Standard cloth accumulates chalk dust, body oils, and spilled drinks deep in its loose weave. You can brush it every day, but after 6 months, that cloth is a sponge for grime. The speed degrades rapidly. I've seen venues replace cheap felt every 8-10 months.

Simonis, with its tighter weave, is way more resistant to this. Chalk dust sits on the surface. A quick brush restores nearly factory glide. I saw a Simonis cloth in a private club last 4 years with proper brushing. It wasn't as fast as day one, but it was still playable. For a commercial venue, that's a huge CapEx deferral.

"I've never fully understood the pricing logic for rush cloth replacements. The premium for a 'service call' to re-cloth a table on a Monday is often 3x the price of a scheduled replacement on a Wednesday."

With Simonis, you schedule that replacement every 2-3 years instead of every year. That is a direct cost saving on labor and materials.

Lifespan: The $500 vs. The $1,500 Question

Let's talk numbers. A standard strip of cloth for a 9-foot table costs roughly $150-$250. Simonis 860? $400-$500. The install cost is the same for both: about $250-$400 depending on your region.

Most people look at that and say, 'Standard felt is cheaper.' Look, I'm not saying that's wrong. I'm saying it's a trap if you don't do the math.

Here's a real scenario from a 12-table room I managed:

  • Standard Felt: Replaced every 12 months. Cost per table (cloth + labor) = $500. Total per year = $6,000.
  • Simonis: Replaced every 36 months. Cost per table = $750. Total per year = $3,000.

Wait. That math shows Simonis is cheaper? Yes. Because the cost of the cloth is a smaller factor than the cost of the labor.

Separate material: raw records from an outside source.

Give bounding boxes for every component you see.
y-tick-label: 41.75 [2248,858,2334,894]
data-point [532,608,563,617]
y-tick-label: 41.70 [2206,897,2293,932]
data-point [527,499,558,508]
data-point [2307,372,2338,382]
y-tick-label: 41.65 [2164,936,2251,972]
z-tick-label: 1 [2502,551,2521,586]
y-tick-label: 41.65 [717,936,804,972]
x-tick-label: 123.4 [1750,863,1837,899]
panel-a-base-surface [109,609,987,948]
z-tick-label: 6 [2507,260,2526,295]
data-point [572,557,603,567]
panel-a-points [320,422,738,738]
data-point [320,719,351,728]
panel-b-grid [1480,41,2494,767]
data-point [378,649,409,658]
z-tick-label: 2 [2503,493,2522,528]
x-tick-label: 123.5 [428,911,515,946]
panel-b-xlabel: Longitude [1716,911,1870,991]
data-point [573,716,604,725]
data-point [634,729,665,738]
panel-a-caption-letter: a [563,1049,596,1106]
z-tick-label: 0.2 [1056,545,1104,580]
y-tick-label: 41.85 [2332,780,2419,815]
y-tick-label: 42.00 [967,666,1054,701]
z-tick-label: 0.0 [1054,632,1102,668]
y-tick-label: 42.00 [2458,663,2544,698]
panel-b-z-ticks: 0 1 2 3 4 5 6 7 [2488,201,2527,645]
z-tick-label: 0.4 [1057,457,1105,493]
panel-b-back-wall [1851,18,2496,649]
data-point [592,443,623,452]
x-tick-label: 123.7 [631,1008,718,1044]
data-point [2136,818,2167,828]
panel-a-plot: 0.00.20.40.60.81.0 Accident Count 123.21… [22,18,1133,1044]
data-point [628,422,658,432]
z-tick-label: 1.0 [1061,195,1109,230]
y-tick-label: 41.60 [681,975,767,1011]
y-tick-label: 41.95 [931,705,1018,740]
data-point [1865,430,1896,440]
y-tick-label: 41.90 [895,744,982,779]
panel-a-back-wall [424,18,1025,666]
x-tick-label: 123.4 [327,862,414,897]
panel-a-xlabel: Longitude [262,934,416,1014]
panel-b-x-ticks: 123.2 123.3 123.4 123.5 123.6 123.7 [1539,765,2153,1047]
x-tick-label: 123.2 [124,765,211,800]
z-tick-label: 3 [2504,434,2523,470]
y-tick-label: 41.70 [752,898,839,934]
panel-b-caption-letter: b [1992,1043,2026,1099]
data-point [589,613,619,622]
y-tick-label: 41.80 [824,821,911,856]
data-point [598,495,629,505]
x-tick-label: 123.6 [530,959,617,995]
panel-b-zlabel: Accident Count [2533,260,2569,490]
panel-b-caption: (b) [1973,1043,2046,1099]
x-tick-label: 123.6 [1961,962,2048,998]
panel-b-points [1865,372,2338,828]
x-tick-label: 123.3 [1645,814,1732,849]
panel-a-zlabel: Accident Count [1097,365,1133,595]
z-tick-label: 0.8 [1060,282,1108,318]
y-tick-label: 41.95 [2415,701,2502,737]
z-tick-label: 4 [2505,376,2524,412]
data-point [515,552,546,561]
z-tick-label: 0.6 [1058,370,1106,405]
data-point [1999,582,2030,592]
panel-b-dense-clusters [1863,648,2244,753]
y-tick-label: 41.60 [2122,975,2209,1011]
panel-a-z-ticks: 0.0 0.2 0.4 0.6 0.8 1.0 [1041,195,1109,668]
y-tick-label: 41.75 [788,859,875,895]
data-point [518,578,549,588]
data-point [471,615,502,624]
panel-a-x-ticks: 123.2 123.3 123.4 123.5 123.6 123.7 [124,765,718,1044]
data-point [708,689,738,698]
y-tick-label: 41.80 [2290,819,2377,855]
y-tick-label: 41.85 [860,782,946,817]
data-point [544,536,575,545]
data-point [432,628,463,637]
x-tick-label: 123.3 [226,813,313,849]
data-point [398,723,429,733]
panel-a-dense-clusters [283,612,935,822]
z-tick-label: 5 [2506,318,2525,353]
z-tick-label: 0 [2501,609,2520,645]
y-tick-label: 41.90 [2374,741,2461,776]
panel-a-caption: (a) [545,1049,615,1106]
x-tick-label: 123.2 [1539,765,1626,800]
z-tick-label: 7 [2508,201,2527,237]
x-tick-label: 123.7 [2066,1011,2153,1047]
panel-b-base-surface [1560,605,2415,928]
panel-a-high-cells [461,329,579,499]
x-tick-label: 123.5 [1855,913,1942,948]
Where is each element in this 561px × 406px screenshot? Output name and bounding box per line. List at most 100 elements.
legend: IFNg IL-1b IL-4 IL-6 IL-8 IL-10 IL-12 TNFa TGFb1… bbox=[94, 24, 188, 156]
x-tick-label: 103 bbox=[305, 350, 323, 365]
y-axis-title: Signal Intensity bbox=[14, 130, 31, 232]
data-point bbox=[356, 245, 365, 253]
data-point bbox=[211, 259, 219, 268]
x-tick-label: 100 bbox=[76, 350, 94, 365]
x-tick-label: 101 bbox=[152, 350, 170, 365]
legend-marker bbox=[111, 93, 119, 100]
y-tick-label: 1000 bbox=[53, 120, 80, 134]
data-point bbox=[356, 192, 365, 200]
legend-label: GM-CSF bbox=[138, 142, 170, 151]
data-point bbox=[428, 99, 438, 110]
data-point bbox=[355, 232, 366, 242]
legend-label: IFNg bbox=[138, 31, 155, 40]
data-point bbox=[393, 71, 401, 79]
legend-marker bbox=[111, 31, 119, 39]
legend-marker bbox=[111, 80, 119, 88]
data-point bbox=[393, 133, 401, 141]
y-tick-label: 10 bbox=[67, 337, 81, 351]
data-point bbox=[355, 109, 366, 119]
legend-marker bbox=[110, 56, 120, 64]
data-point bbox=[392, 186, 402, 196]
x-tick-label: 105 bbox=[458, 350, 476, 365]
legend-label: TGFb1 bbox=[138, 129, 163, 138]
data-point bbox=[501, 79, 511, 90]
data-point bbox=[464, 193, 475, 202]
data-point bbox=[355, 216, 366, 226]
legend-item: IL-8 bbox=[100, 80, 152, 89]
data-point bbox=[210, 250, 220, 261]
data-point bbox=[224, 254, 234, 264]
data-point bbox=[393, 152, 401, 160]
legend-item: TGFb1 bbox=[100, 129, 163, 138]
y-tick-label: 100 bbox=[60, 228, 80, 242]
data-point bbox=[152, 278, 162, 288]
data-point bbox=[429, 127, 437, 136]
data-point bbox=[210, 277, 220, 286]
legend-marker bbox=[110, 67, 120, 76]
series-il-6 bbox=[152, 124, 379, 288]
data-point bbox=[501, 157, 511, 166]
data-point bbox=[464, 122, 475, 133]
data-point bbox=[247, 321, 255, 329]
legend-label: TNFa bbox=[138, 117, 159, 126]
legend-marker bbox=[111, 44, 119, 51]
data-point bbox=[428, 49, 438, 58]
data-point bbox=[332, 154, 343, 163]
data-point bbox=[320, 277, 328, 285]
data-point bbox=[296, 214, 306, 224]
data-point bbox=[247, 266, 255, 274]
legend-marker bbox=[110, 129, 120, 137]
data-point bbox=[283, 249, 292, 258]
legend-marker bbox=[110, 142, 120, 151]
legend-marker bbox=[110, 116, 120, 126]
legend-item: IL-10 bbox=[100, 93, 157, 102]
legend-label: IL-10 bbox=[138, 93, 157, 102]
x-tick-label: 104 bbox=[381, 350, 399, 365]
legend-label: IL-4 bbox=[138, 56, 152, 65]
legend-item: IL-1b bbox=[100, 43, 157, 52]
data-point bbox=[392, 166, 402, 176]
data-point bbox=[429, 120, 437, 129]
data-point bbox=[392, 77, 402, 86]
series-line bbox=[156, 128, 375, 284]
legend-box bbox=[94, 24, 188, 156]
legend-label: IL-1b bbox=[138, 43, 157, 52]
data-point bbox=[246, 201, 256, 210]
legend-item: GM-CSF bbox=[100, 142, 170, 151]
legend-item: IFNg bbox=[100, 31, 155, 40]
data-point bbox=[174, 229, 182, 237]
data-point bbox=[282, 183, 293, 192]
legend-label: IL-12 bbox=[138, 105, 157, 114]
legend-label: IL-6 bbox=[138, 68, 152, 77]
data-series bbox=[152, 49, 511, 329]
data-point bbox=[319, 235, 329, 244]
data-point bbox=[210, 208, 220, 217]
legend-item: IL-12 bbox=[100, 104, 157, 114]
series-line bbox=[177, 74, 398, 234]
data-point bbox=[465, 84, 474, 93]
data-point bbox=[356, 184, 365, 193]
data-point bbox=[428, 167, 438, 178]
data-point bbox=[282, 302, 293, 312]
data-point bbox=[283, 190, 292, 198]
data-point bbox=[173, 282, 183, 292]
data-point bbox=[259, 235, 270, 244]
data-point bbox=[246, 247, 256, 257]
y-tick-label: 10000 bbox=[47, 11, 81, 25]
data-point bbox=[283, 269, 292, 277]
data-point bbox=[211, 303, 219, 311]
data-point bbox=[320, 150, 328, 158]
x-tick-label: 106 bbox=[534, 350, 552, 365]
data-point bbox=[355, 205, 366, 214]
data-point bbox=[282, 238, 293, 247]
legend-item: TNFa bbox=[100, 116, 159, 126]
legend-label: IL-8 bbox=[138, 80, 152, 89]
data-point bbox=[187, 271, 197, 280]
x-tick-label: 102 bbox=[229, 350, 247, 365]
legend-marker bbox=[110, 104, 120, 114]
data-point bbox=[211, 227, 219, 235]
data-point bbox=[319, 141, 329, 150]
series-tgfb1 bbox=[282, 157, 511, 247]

If you own 10 tables, standard cloth costs you an extra $3,000 a year in labor alone.

When to Ignore the Math (And Buy Standard)

Here's where this gets real. I'm an advocate for Simonis, but I've also spec'd standard cloth for certain clients. Because sometimes, the 'better' solution isn't the right one.

Buy standard felt when:

  • You have a bar box in a dive bar where the primary use is 'hitting balls between drinking.' Consistency doesn't matter.
  • Your table sees traffic from 10 people a week. The constant re-cloth schedule doesn't affect you.
  • You are on a tight cash flow and cannot absorb the $500 upfront hit per table.

Buy Simonis when:

  • You run a League night or host tournaments.
  • Your players are serious—they notice the roll.
  • You plan on owning the tables for 5+ years. The cost savings from less frequent re-clothing will pay for the initial upgrade.

Honestly, I'm not sure why some cloth manufacturers don't just sell a 'premium' version that is 90% of Simonis quality but costs 30% less. My best guess is that the spinning and weaving technology is a closely guarded trade secret. It's not just the wool; it's the way the threads are finished. It's a nasty rabbit hole.

The Final Break

Choosing between Simonis and standard felt is not a 'good vs. bad' decision. It's an 'investment vs. expense' decision. Standard felt is an expense; you pay for it every year. Simonis is an investment; you pay for it once and benefit for years.

The vendor who said, 'For your league nights, go Simonis, but for your casual tables, just use standard' earned my trust for everything else. Because he admitted his own product boundaries.

Your tables are a revenue generator. Don't put a $300 tire on a $5,000 car if you're racing it. Put the rubber on that matches the road you drive.